Socrate : « À la bonne heure : le travail ne serait-il pas né alors il y a quelque sept mille ans, au-delà des terres phéniciennes, avec les premiers villages de paysans, là où, pour la première fois, nos semblables ont organisé leur vie collective autour du labour, de la récolte, de la domestication des bœufs et des chèvres ? Bref, les premières “ sociétés du travail ”, selon ta dernière définition ? »
Poludaidalos : « Pour une fois tu as dit vrai. » 
Socrate :« J’ai un doute : nos fouilleurs de terre nous rapportent que des milliers d’années avant ces sociétés de paysans, pour chasser, dépecer, nos ancêtres s’échinaient à débiter des lames avec des béquilles en os pressés au coin de leurs épaules ; et encore bien avant, ils débitaient, retouchaient, façonnaient, des blocs de pierre, anticipant les plans de frappe selon des méthodes d’une ancienneté remontant sans doute aux enseignements des dieux, et s’adaptant aux multiples accidents que ces méthodes n’avaient pu prévoir. Sans doute, ils produisent des outils, mais pour utiliser les ressources fournies par la nature, non pour aller au-delà. Si du “ travail ” on retire cela, est-on sûr de ne pas se fourvoyer dans notre recherche d’essence ? »
Poludaidalos quittant la scène, excédé : « Franchement, Socrate, que nous sert ce galimatias ? À l’assemblée, on demande des stratèges pour la guerre, mais aussi pour gouverner le travail. Tu ne sers qu’à nous coudre la bouche. »
Socrate : « C’est vrai, je ne sais plus trop moi-même que penser. Peut-être après tout ta définition d’échange d’industrie contre argent avait-elle du bon ? »

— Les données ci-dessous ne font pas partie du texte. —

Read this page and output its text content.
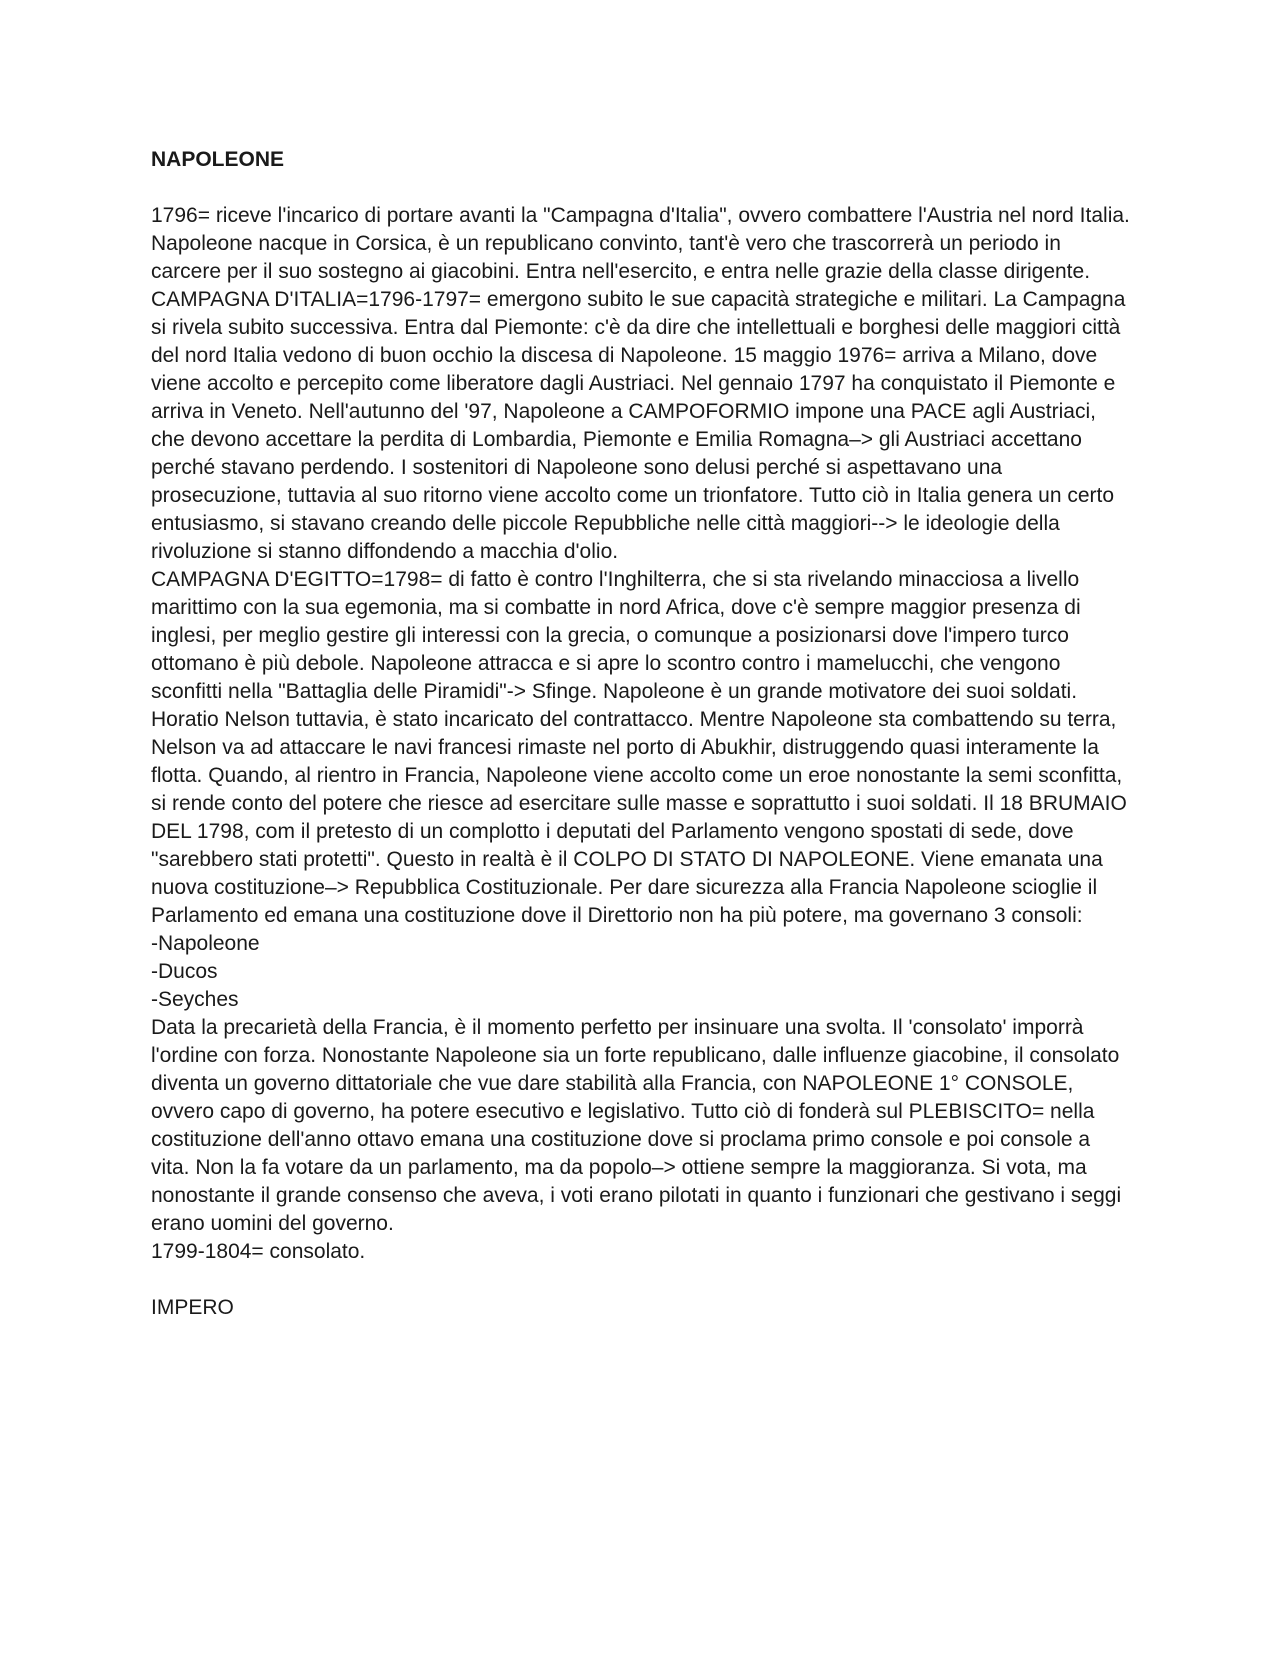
NAPOLEONE

1796= riceve l'incarico di portare avanti la "Campagna d'Italia", ovvero combattere l'Austria nel nord Italia.

Napoleone nacque in Corsica, è un republicano convinto, tant'è vero che trascorrerà un periodo in carcere per il suo sostegno ai giacobini. Entra nell'esercito, e entra nelle grazie della classe dirigente. CAMPAGNA D'ITALIA=1796-1797= emergono subito le sue capacità strategiche e militari. La Campagna si rivela subito successiva. Entra dal Piemonte: c'è da dire che intellettuali e borghesi delle maggiori città del nord Italia vedono di buon occhio la discesa di Napoleone. 15 maggio 1976= arriva a Milano, dove viene accolto e percepito come liberatore dagli Austriaci. Nel gennaio 1797 ha conquistato il Piemonte e arriva in Veneto. Nell'autunno del '97, Napoleone a CAMPOFORMIO impone una PACE agli Austriaci, che devono accettare la perdita di Lombardia, Piemonte e Emilia Romagna–> gli Austriaci accettano perché stavano perdendo. I sostenitori di Napoleone sono delusi perché si aspettavano una prosecuzione, tuttavia al suo ritorno viene accolto come un trionfatore. Tutto ciò in Italia genera un certo entusiasmo, si stavano creando delle piccole Repubbliche nelle città maggiori--> le ideologie della rivoluzione si stanno diffondendo a macchia d'olio.

CAMPAGNA D'EGITTO=1798= di fatto è contro l'Inghilterra, che si sta rivelando minacciosa a livello marittimo con la sua egemonia, ma si combatte in nord Africa, dove c'è sempre maggior presenza di inglesi, per meglio gestire gli interessi con la grecia, o comunque a posizionarsi dove l'impero turco ottomano è più debole. Napoleone attracca e si apre lo scontro contro i mamelucchi, che vengono sconfitti nella "Battaglia delle Piramidi"-> Sfinge. Napoleone è un grande motivatore dei suoi soldati. Horatio Nelson tuttavia, è stato incaricato del contrattacco. Mentre Napoleone sta combattendo su terra, Nelson va ad attaccare le navi francesi rimaste nel porto di Abukhir, distruggendo quasi interamente la flotta. Quando, al rientro in Francia, Napoleone viene accolto come un eroe nonostante la semi sconfitta, si rende conto del potere che riesce ad esercitare sulle masse e soprattutto i suoi soldati. Il 18 BRUMAIO DEL 1798, com il pretesto di un complotto i deputati del Parlamento vengono spostati di sede, dove "sarebbero stati protetti". Questo in realtà è il COLPO DI STATO DI NAPOLEONE. Viene emanata una nuova costituzione–> Repubblica Costituzionale. Per dare sicurezza alla Francia Napoleone scioglie il Parlamento ed emana una costituzione dove il Direttorio non ha più potere, ma governano 3 consoli:

-Napoleone
-Ducos
-Seyches

Data la precarietà della Francia, è il momento perfetto per insinuare una svolta. Il 'consolato' imporrà l'ordine con forza. Nonostante Napoleone sia un forte republicano, dalle influenze giacobine, il consolato diventa un governo dittatoriale che vue dare stabilità alla Francia, con NAPOLEONE 1° CONSOLE, ovvero capo di governo, ha potere esecutivo e legislativo. Tutto ciò di fonderà sul PLEBISCITO= nella costituzione dell'anno ottavo emana una costituzione dove si proclama primo console e poi console a vita. Non la fa votare da un parlamento, ma da popolo–> ottiene sempre la maggioranza. Si vota, ma nonostante il grande consenso che aveva, i voti erano pilotati in quanto i funzionari che gestivano i seggi erano uomini del governo.

1799-1804= consolato.

IMPERO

Comment définir le travail ?
On peut penser, en effet que définir le travail est une tâche vaine. Mais aussi que demeure quelque chose de très profond sous l’ironie socratique : il n’y a pas d’essence du travail, mais n’y a-t-il pas une sorte de dramatique commune  qui implicitement nous rend acceptable l’usage du même mot « travail » dans des circonstances si différentes ?
Dans toutes les scènes évoquées, et c’est le propre du génie humain, toute mise en œuvre d’activité industrieuse est anticipée par des normes opératoires et sociales, qu’on peut donc dire antécédentes. C’était déjà vrai des antiques « méthodes » de taille paléolithiques, levalloisiennes ou autres, de l’organisation collective des semailles, des fenaisons, et des enclos, des normes diététiques, des procédures de colmatage des fuites, des gammes opératoires, des protocoles et procédures, du respect des organigrammes, des hiérarchies, des règles de prévention, des contrats et des lois civiles. Pas de travail humain sans normes antécédentes.
Mais, en même temps, il est impossible et invivable que ce travail humain puisse s’approcher et donc se faire connaître comme pur produit de ces normes antécédentes.
Il nous paraît difficilement réfutable que toute activité humaine, et notoirement les diverses formes évoquées comme « travail » dans notre dialogue fictif, soit toujours traversée par des débats de normes. Du plus enfoui dans le corps, du quasi-inconscient au plan le plus explicite et revendiqué, toute activité de travail est toujours une sorte de dramatique. Entre les normes antécédentes, propres à toute organisation humaine, et la mise à distance technique et humaine de l’impossible/invivable, toute activité industrieuse suppose des débats de normes ; pour trancher jour après jour ces débats, il faut la présence opérante en nous de valeurs ; arbitrages qui mènent à des essais de renormalisation guidant notre agir industrieux. Telle serait notre manière de répondre à l’impossible quête d’essence du travail, que Socrate opposait avec impertinence aux certitudes de Poludaidalos.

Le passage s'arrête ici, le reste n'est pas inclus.